Prendre goût au legs et à la poix, notre ferveur inconsciente et incontrôlée envers le lien nous pousse à discréditer l’attache. Elle pallie à un sentiment de démobilisation alors que l’arbitraire sait se montrer si généreux que son caractère équanime ne fait pas de doute. Il y en a pour tout le monde. La bride intelligente sait retenir la voilure.
Afin d’éviter des conflits ouverts et trop visibles entre l’émergence de la pulsion et son éclipse, d’instaurer une plage trop grande entre une base de données des besoins les plus élémentaires et leur régulation dans un temps imparti, la mesure moderne du conditionnement s’estime à l’actualisation permanente de la péréquation frustration/satisfaction. Peu importe que la demande soit artificielle, reproductible et balisée, elle débouche sur l’ouverture de comptes courants. Comment s’y retrouver dans le négoce de la perte ?
Il n’est plus tellement question dans les rituels virtuels de qualifier l’offre mais de sanctuariser l’offrande qui doit être fluide, furtive et si possible peu matérialisée (voire rechargeable). Ainsi l’obole, le fruit de l’offrande, peut se reproduire, corvéable à l’envi. La fabrique à la découpe a un grand avenir devant elle. Arriver à faire croire qu’un désir personnalisé soit unique, que tel livre semble fait pour vous, qu’une maison correspond à vos rêves, que vous êtes le bénéficiaire et le détenteur unique de cette occasion mirifique, est un tour de force. Le plaisir a un prix et c’est le vôtre.

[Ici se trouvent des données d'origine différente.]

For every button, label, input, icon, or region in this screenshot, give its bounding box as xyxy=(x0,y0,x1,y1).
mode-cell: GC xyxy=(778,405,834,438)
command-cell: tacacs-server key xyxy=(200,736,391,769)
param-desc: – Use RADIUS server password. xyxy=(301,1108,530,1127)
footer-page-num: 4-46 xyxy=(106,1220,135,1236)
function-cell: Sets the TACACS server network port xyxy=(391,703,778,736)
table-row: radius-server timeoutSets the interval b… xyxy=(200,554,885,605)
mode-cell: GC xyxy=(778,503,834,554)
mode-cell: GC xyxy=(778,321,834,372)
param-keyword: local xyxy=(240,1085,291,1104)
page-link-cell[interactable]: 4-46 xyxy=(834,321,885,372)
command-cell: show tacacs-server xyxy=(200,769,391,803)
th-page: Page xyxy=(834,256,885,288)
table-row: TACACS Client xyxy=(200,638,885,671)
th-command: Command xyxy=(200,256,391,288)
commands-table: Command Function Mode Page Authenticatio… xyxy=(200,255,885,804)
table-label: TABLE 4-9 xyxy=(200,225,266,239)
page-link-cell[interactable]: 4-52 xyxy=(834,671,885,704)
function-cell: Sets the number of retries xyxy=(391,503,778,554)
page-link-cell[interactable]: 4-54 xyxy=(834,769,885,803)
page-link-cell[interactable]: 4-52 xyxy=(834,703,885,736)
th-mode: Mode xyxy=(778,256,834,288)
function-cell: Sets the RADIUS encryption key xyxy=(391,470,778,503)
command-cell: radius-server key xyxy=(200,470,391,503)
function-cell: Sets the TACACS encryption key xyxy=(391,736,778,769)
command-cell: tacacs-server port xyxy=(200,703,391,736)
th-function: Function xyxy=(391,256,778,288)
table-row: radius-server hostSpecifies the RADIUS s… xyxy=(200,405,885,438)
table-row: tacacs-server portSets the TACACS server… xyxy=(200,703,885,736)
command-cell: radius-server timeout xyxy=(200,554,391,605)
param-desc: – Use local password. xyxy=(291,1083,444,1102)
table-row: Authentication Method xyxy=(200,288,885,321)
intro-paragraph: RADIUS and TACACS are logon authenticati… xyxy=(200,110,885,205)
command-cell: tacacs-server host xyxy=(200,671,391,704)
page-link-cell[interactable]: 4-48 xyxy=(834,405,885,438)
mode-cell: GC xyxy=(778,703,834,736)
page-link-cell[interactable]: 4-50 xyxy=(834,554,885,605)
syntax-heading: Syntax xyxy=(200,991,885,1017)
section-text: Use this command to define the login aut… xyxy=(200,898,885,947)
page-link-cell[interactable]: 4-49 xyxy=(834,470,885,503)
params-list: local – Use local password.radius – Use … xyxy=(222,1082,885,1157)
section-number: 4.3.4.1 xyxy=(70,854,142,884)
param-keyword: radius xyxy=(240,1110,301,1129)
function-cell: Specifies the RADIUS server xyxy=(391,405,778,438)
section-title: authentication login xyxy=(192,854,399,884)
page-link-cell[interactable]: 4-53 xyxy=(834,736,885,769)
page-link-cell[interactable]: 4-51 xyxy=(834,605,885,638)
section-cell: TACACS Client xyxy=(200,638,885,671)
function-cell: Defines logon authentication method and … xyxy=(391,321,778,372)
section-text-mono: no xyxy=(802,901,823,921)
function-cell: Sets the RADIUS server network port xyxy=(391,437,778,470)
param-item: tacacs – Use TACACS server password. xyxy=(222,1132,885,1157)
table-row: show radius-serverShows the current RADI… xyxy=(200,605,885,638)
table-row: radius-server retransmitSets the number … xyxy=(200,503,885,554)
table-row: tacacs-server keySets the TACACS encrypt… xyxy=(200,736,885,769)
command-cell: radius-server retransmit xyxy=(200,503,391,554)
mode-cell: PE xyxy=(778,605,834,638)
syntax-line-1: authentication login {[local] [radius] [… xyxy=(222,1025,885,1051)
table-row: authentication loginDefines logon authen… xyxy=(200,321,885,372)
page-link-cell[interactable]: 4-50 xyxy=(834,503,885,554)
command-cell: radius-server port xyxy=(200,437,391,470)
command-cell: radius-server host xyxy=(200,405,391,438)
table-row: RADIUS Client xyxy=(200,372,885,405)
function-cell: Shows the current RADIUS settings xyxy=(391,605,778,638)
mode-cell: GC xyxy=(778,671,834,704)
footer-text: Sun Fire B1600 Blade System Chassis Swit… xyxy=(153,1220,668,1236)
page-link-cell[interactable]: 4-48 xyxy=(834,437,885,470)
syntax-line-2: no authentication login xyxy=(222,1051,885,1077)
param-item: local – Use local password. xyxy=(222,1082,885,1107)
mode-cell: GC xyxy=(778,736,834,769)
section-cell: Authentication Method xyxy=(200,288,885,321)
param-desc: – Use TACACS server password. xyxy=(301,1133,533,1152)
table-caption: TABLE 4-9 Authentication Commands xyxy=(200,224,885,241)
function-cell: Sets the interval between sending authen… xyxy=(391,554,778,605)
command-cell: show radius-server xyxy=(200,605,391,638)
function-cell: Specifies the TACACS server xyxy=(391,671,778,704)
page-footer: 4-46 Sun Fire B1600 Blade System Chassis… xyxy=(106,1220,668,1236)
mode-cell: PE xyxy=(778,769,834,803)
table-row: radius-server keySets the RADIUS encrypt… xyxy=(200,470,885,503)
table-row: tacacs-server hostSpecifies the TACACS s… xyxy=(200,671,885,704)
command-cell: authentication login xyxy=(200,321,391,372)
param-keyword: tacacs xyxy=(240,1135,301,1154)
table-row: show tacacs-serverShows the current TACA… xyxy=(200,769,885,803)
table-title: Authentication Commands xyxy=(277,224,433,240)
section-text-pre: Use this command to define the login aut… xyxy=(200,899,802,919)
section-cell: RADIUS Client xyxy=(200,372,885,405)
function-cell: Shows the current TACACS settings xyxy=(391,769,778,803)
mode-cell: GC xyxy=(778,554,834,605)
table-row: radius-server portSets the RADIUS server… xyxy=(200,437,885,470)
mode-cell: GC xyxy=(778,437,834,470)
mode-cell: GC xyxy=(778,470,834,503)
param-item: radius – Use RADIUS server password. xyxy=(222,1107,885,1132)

Grâce à la miniaturisation des emprunts, au rayonnement technologique des moyens de diffusion et de consommation, chaque participant a une chance ; le slogan illusionniste « il n’est pas interdit de rêver » gagne des zones peu couvertes par les réseaux de communication. Tout le monde sera servi. Le grand partage des valeurs se fait nommer croissance. Vous y avez droit, c’est un devoir d’y accéder. L’offre d’achat parvenue à se faire passer pour un service à la personne, c’est réellement une société de soins. Une taxidermie de haute voltige.